Will all names be published, including those subject to visa bans? I am sorry to do this to the Foreign Secretary, but I refer him to his earlier words. As he put it:

“If we are dealing with people who are complicit in torture and there is enough evidence to substantiate and justify a visa ban, what possible countervailing reason can there be, whether it is to change their behaviour or otherwise, for not making their name public? Would not making their name public deter others?”—[Official Report, 2 April 2014; Vol. 578, c. 300-301WH.]

He also tabled an amendment to the Criminal Finances Act 2017 seeking a public register of people who are subject to such orders, and he rightly set out in that amendment to ensure that third parties could refer to the list. We agree with him. There must be a clear mechanism for civil society to refer in line with the criteria. Can he give us an assurance that that will be forthcoming?

Similarly, will the Foreign Secretary reflect on arrangements in the United States that provide a congressional trigger and allow our Select Committee Chairs to make referrals to the list as well?

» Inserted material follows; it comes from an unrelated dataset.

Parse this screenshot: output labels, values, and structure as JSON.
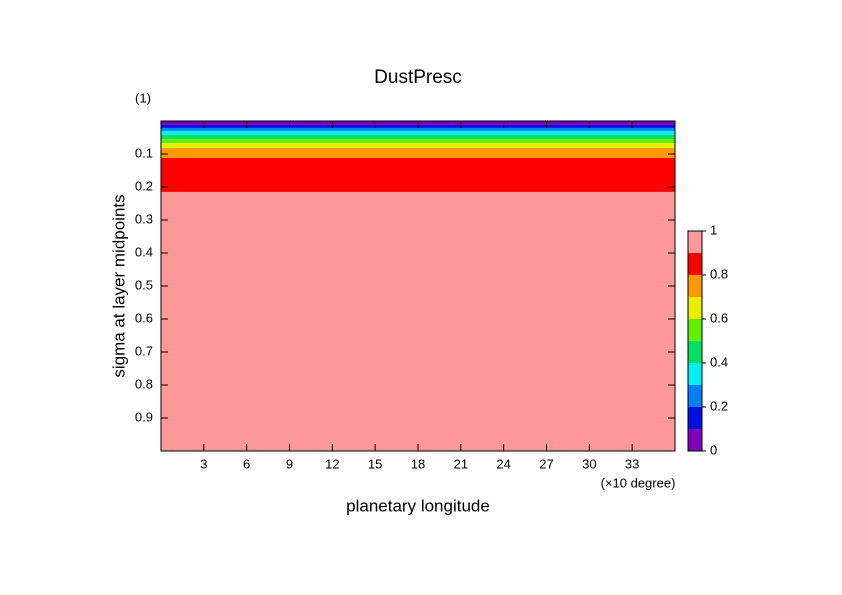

I can see that ​the Chair of the Foreign Affairs Committee is nodding; I would expect him to agree with that suggestion. I hope that the Foreign Secretary will agree too.

Finally, as the Foreign Secretary has long championed, we must have transparency in the process. There has been serious concern about the influence of big money on politics. It is essential that there is independent oversight of the list to ensure that nobody can buy their way out of British justice. Will he commit to parliamentary scrutiny of the list and the way that decisions are taken? I know that he will face resistance from colleagues, but we will strongly support him in that endeavour.

Today is a day that we stand up against corruption and dirty money and for our values with the full support of this House. There can be no ambiguity and no double standards. The UK must lead the way at home and abroad.